Comment on This shouldn’t be normalised
merc@sh.itjust.works 8 months agoFair enough, they sell access to your eyeballs to their real customers, the advertisers.
But, what isn’t fair is that it’s 807 “partners”. This isn’t 807 different brands who might want to advertise to you, it’s far more than that. This is 807 different “partners” among whom are Google, Meta, ByteDance, Amazon, Alibaba, etc. who then each go on to sell access to their hundreds of thousands of advertisers.
You can’t expect to have a meaningful privacy policy when you’re sharing that data with 807 different entities.
Boiglenoight@lemmy.world 8 months ago
The way I see it, they have us over a barrel. Unless there’s law on the books that says you can’t do that, your recourse is to pay for email or setup your own mail server. Good luck getting others to trust that though. I guess you could pay for a 3rd party cert.
merc@sh.itjust.works 8 months ago
I run my own mail server. It’s a pain in the ass and I don’t recommend it. But, trust isn’t really the issue, and the only certs I use are from Let’s Encrypt.

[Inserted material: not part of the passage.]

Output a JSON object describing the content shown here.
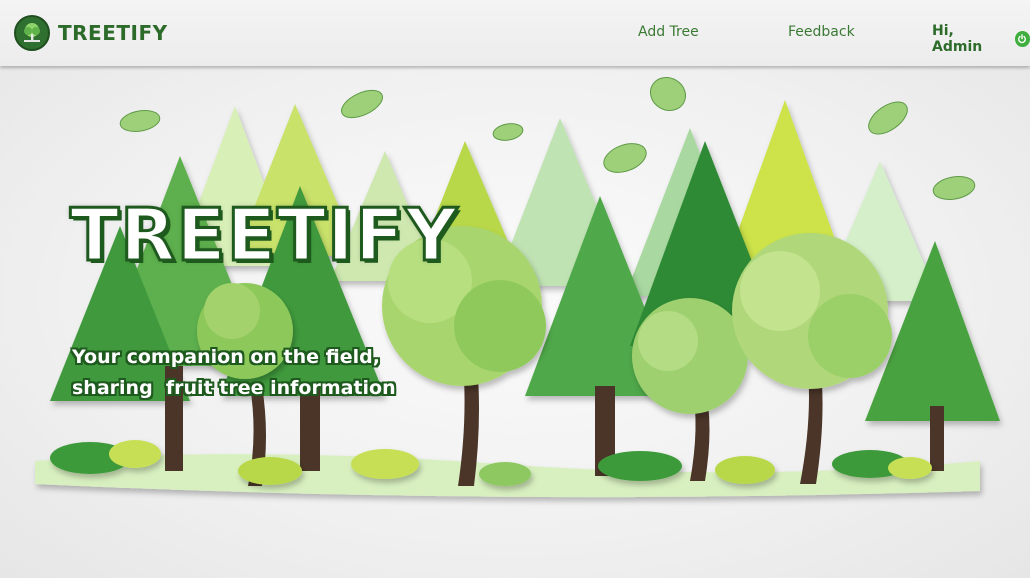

Boiglenoight@lemmy.world 8 months ago
What about web hosting these days? Time was you’d get email as part of that deal, with your own custom domains. Have they farmed that out to services like Gmail etc?
merc@sh.itjust.works 8 months ago
I don’t know of any company that just runs mail servers. If you’re running your own mail server, you’re likely doing it on a small virtual instance. Adding web to that is easy. If you want a web frontend for email, there are plenty of options, although personally I just use IMAP.